For years, Orbán convinced the EPP that he was the victim of the European left, which supposedly resented his conservative policy choices: His government objected to same-sex marriage and was proudly nationalist. In 2015, it built a fence at the border with Serbia, a measure accompanied by a number of countrywide campaigns against Brussels and the hedge-fund manager cum philanthropist George Soros, who allegedly wanted to force the Magyars to become a country for immigrants.
How Hungary ran George Soros out of town
This strategy worked—for a while. Conservatives who felt that Angela Merkel, the de facto leader of the EPP, had become far too liberal bought the image of Orbán as the stalwart defender of what he himself began labeling a distinctly Christian-nationalist vision. What they did not see, or did not want to see, was the difference between illiberal policies, such as a ban on same-sex marriage —which can exist in a functioning democracy—and Orbán’s systematic undermining of the foundations of a liberal-democratic polity, as when Fidesz effectively ended the independence of the judiciary. They also did not see, or did not want to see, that Orbán’s theatrical performance of a pan-European Kulturkampf—the lone politician loyal to traditional values battling against what Orbán called the “liberal nihilists” running Brussels—was meant to distract from the increasing corruption of the Fidesz government and its cronies.
Starting in 2015, Orbán started to challenge Merkel directly for the leadership of European Christian democracy. This past summer, he explained that “illiberal democracy” was actually nothing more threatening than a proper understanding of Christian democracy, which, in his view, could never be liberal in any sense. To be Christian meant to oppose migration, multiculturalism, and marriages between members of the same sex. Here, Christianity only served as an identity (mainly in opposition to Islam); it was purely about belonging, not about belief, let alone any concrete ethical conduct—a militant Christendom instead of a merciful Christianity.
However, it was less this blatant instrumentalization of religion that convinced a sufficient number of conservatives to change their mind about the enfant terrible in Budapest. It was Orbán’s full-frontal attack on the EU, epitomized in a campaign to “stop Brussels” in 2017; his ostentatious fraternization this summer with Matteo Salvini, the far-right Italian interior minister (who is not a member of the EPP); and, not least, his unconditional support for the governing Law and Justice party in Warsaw, which has copied Orbán’s assault on democracy (but which does not enjoy the protective benefits of EPP membership). They had been loyal to him; it seemed he was less and less loyal to them.

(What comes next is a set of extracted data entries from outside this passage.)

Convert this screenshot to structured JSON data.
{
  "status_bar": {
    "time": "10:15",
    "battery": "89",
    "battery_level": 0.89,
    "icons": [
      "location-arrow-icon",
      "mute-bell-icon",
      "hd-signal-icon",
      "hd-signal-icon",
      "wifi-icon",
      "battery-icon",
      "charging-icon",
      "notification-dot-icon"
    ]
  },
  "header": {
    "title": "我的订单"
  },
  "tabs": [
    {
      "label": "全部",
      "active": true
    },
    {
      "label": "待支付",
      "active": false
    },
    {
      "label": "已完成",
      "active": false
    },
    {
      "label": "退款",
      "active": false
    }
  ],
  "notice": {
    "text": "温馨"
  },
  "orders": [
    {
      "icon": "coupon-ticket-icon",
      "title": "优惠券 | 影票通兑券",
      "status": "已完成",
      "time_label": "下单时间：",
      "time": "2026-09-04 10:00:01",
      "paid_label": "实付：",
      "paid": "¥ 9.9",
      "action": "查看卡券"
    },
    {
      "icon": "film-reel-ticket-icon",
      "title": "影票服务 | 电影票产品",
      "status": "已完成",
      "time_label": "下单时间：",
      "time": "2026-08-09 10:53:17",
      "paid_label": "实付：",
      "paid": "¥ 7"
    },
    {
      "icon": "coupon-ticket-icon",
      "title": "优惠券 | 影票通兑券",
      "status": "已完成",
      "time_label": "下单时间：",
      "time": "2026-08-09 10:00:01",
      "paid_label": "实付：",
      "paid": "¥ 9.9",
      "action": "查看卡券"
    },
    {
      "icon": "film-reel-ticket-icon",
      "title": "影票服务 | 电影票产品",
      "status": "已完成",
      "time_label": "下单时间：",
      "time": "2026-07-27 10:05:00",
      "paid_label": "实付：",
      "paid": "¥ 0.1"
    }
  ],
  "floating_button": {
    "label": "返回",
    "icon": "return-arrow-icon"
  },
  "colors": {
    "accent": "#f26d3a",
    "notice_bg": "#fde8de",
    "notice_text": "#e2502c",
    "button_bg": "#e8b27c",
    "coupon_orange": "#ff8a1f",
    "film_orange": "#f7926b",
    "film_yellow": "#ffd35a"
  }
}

Up until this week, Orbán might still have turned things around. After all, whenever the EPP leadership drew “red lines” in the past, he offered some small concessions and gestured at continuing “constructive dialogue”—the sort of talk on which the EU, that great machine of consensus, or at least compromise, de facto runs. In an unguarded moment, Orbán explained to a domestic audience that he always had to do a “peacock dance” for international critics. But when he appeared in the European Parliament yesterday to defend his government, the deputies witnessed a belligerent populist. To be sure, he tried the Kulturkampf line again, saying that Europe, while officially committed to diversity, could actually not contend with a small, plucky country devoted to traditional family values (never mind that the EU has no authority to regulate marriage or, for that matter, impose immigration policies). But, more importantly, he charged his fellow politicians with wanting to take “revenge” on Hungary; like all populists, he equated criticism of his government with an attack on “the people.” He also announced that he would fight for his vision of an authentic Christian democracy (never mind that, traditionally, Christian Democrats were precisely opposed to the narrow nationalism now advocated by Orbán).